Findings from a just-released Cisco study on the internet habits of 18-30 year olds indicates that smartphones now rival laptops as the single most desired device by 18-30 year olds as they are seen as the most versatile and compact.
The report, titled Cisco Connected World Technology Report (CCWTR) 2012, states that were the respondents to choose only one device, a third of them preferred a smartphone, while slightly more than a third favored laptops.
The study notes that Smartphones have surpassed desktop computers as the preferred workplace device from a global perspective and are rated twice as popular as a desktop PC and three times as popular as a tablet.
“Mobile devices are just the beginning and only the tip of the iceberg – the world is only just beginning to reap the benefits of this ever-changing Internet era. As more and more people, devices, sensors, crops, animals and other living things connect to the Internet, the volume and potential value of all the data generated by those connections will grow exponentially,” said Dr Gilbert Saggia, Cisco East Africa general manager, adding that in the very near future, the Kenyan people and businesses will be able to take advantage of device-to-device communication to make decisions and deliver services and applications in real time.
The results are based on a survey commissioned by Cisco of 1800 university students and young professionals aged 18 to 30. The report examines how this generation uses the Internet and mobile devices to connect with the world around them, and reveals their behaviors, attitudes, issues, and concerns about the creation, access, management, and privacy of the enormous amounts of data being generated daily by smartphones, sensors, video cameras, monitors, and other connected devices.
Key Findings from the 2012 Cisco Connected World Technology Report
- Sixty percent of 18-30 year olds find themselves sub-consciously or compulsively checking their smartphones for emails, texts or social media updates.
- Of those, women are more driven to connect: 85 percent of women versus 63 percent of men find themselves often compulsively checking their smartphone for text, emails, social media updates.
- Over 40 percent of respondents would go through a “withdrawal” effect and “would feel anxious, like part of me was missing” if they couldn’t check their smartphones constantly.
- Of those compulsive smart phone users, 60 percent wish they didn’t feel so compelled.
- Almost one third of IT professionals stated they check their smartphones ‘continuously’ while 40 percent of IT professionals check at least every 10 minutes.
- Nearly 70 percent of respondents said mobile applications are important to their daily lives with more than half saying they mainly use the apps for games and entertainment while 1-in-4 (27 percent) mainly use mobile apps for work.

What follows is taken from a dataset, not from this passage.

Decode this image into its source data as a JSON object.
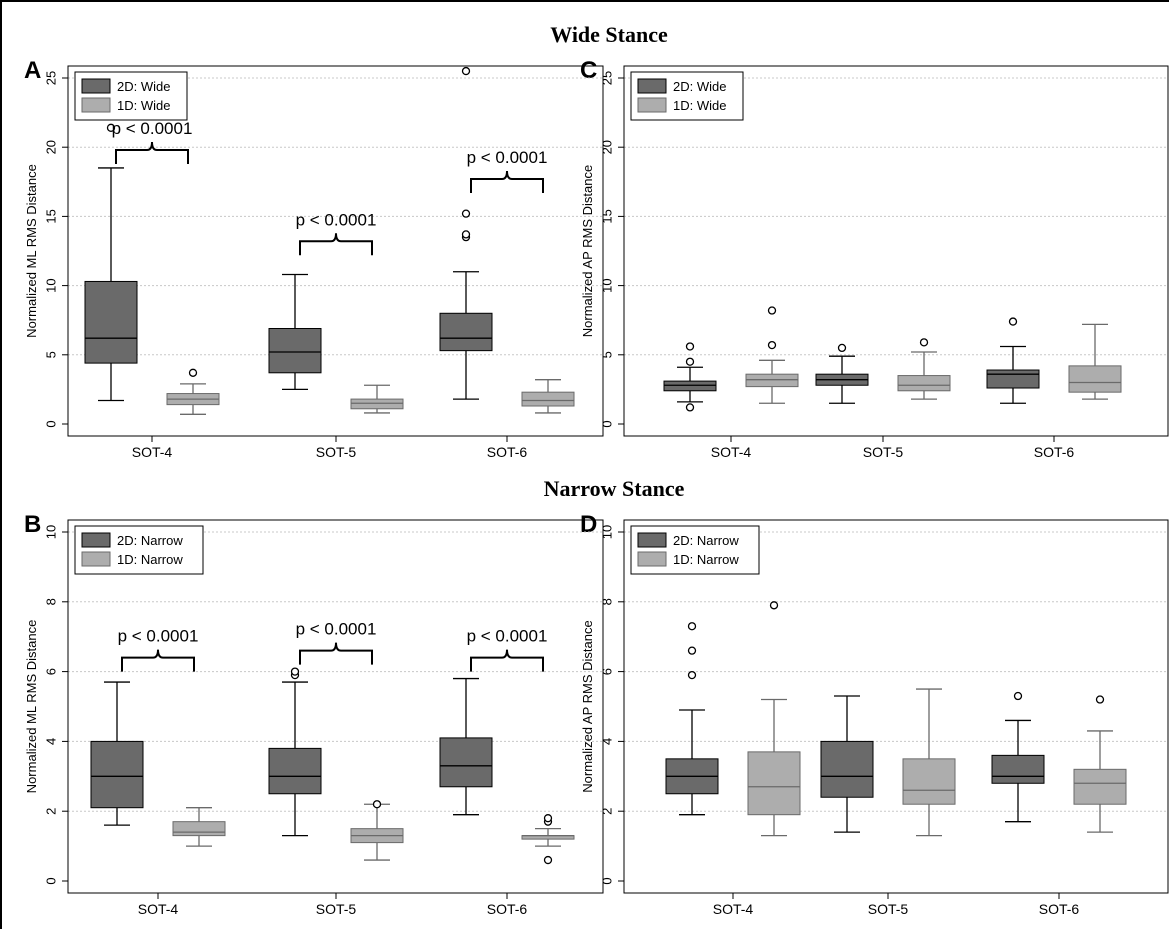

- The majority of Gen Y respondents (60 percent) report using fewer than 10 smartphone apps regularly with only one in five (20 percent) of respondents saying they use 10 to 25 apps regularly.
- While two out of five said their company’s policy forbids them to use company-issued devices for non-work activities, four out of five – almost 80 percent said they don’t always obey those policies.
- Two thirds (66 percent) feel that “employers should not track employees’ online activities — it’s none of their business.”
- IT professionals know that many employees don’t follow the rules, but they don’t understand how prevalent it is: over half of IT professionals globally thought their employees obey the policy on not using work devices for personal use.
- Nine out of 10 of respondents surveyed said they engage in online shopping.
- Nearly three out of five (58 percent) report they regularly rely on customer reviews when deciding on online purchases; an additional 28 percent consult online reviews occasionally.
- Fifty-seven percent – almost 3 out of five- are willing to share their email address with stores and online sites in order to receive notices about discounts and sales. But they are wary of sharing much more than that – few are willing to share phone numbers, home address or other personal data.
- Almost 90 percent upload photos to share or store on internet sites.
- 62 percent upload videos to share or store on internet sites.
- Facing the world: 87 percent have a Facebook account, and one in 10 have Facebook always up.
- 41 percent update Facebook at least once a day, and over one in five update Facebook several times a day.
- 56 percent of respondents have a Twitter account, and 21 percent tweet at least once a day.
The third in an annual series, the 2012 Cisco Connected World Technology Report, was commissioned by Cisco and conducted by InsightExpress, an independent market research firm based in the United States. The global study consists of two surveys: one focused on college students and workers aged 18 to 30, and the second focused on IT professionals. Each survey includes 100 respondents from each of 18 countries, resulting in a pool of 3,600 respondents. The 18 countries include: The United States, Canada, Mexico, Brazil, Argentina, United Kingdom, France, Germany, Netherlands, Russia, Poland, Turkey, South Africa, India, China, Japan, South Korea, and Australia.